We don’t have any long-term published data on the bone health of Atkins’ followers (or any other health parameter for that matter). One might look to the Inuit peoples–the so-called “Eskimos”–for hints, though. (The word Eskimo comes from the word Eskimaux–“eaters of raw flesh.”)[306] They seem to be the only population on Earth approximating the Atkins Diet, living largely off Atkins’ dream foods like blubber.

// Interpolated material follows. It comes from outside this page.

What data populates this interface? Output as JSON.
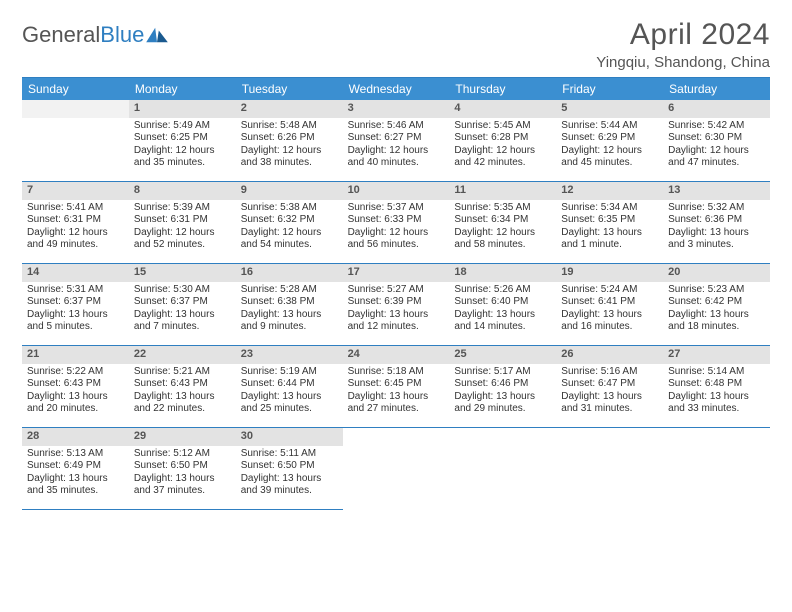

Despite having some of the highest calcium intakes in the world, the Inuit also have some of the worst rates of osteoporosis.[307] Although calcium intakes vary widely, people in some villages get over 2500mg per day, almost 5 times what most Americans get, due to their eating many of their fish whole, bones and all.[308] For example, their recipe for “Ice Cream” calls for “2 cups moose grease,” not in and of itself high in calcium, but with the addition of “1 dressed pike,” this Atkins-friendly dessert offers up a respectable 130mg of calcium per serving.[309] The “unusually rapid bone loss” found in every study ever published on Inuit bone health is blamed on the “acidic effect of a meat diet.”[310-314]
Not only does the near-Atkins level of animal protein in their diet seem to be dissolving their bones, the near-Atkins level of animal fat leaves the Inuit women’s breast milk with some of the highest levels of PCBs in the world. Their blood is swimming with mercury and other toxic heavy metals. “They’re at the top of the food chain,” says Dr. Russel Shearer, an environmental physical scientist with the Canadian Department of Indian Affairs and Northern Development, and therefore “accumulate the highest levels of these contaminants.”[315] In the last edition of his book, Atkins did finally acknowledge the threat posed by the industrial pollutants in animal foods and urged his followers to choose organic free-range meat.[316]